Nigeria has one of the largest out-of-school children figures globally. The country ranks 5th with 10.19 million out-of-school children. This figure accounts for 34% of the total children population in the country.
Majority of the children that make up this figure are found in the north-western (NW) region of the country, making up 34.24% of the total out-of-school children in Nigeria. The six states in this region collectively have 3.5 million children out of school.
The north-east had 19.63% of the total out-of-school children and is second, the south-west region is in the third position with 14.24%. The south-east has the least proportion, accounting for just 7% of the total figure.

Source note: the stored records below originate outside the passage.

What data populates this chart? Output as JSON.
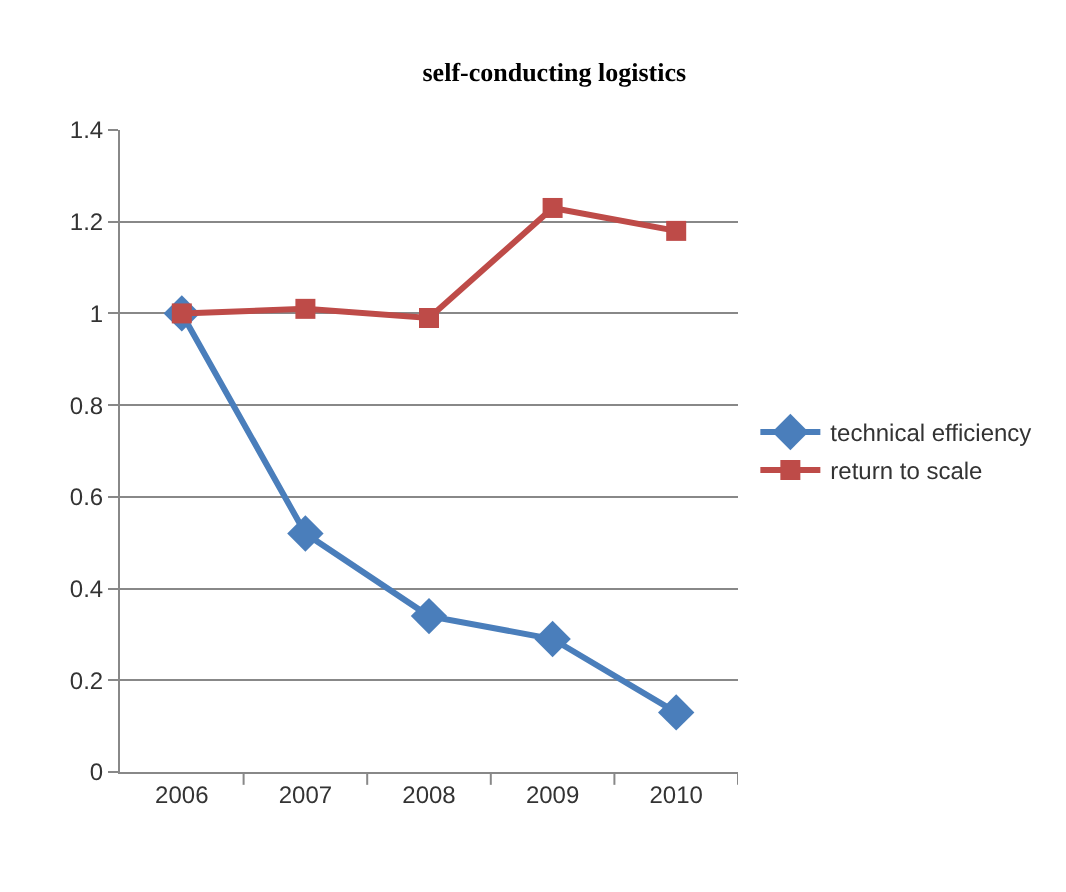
{
  "chart_data": {
    "type": "line",
    "title": "self-conducting logistics",
    "categories": [
      "2006",
      "2007",
      "2008",
      "2009",
      "2010"
    ],
    "series": [
      {
        "name": "technical efficiency",
        "color": "#4a7ebb",
        "marker": "diamond",
        "values": [
          1.0,
          0.52,
          0.34,
          0.29,
          0.13
        ]
      },
      {
        "name": "return to scale",
        "color": "#be4b48",
        "marker": "square",
        "values": [
          1.0,
          1.01,
          0.99,
          1.23,
          1.18
        ]
      }
    ],
    "ylim": [
      0,
      1.4
    ],
    "yticks": [
      0,
      0.2,
      0.4,
      0.6,
      0.8,
      1,
      1.2,
      1.4
    ],
    "grid": "y",
    "legend": "right"
  }
}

States like Kano, Akwa Ibom, Katsina, Kaduna, and Taraba are the top five states with the largest number of out-of-school children. Kano alone has almost a million out-of-school children. These states together account for 30.72% of the total number of out-of-school children in the country.
These numbers are not new to most people, the numbers have become a soapbox from which everyone rails against the state of education in the country and as the country joins the rest of the world to mark another International Day for Education, these numbers should transcend mere tokens of Nigeria’s many development challenges.
These numbers are children you know, your distant cousins’ kids in the village who you only see at Christmas and burials, the 5 children of Sadiq at the gate to whom you give your children’s old clothes, Mama Bimbo’s three youngest kids who rush to your car window with whatever you’ve ordered from their mom’s little tuck shop, Mazi’s son who helps to wash your car whenever you show up on Wednesday morning for your weekly car cleaning, the boys and girls who rush forward in blazing noon day heat hoping to make N50 by washing the windshield of your car; these children, across all the 36 states of Nigeria, make up the 10.9 million out of school kids.
Today, let us collectively ask “what is the plan for taking these children off the streets and into classrooms”?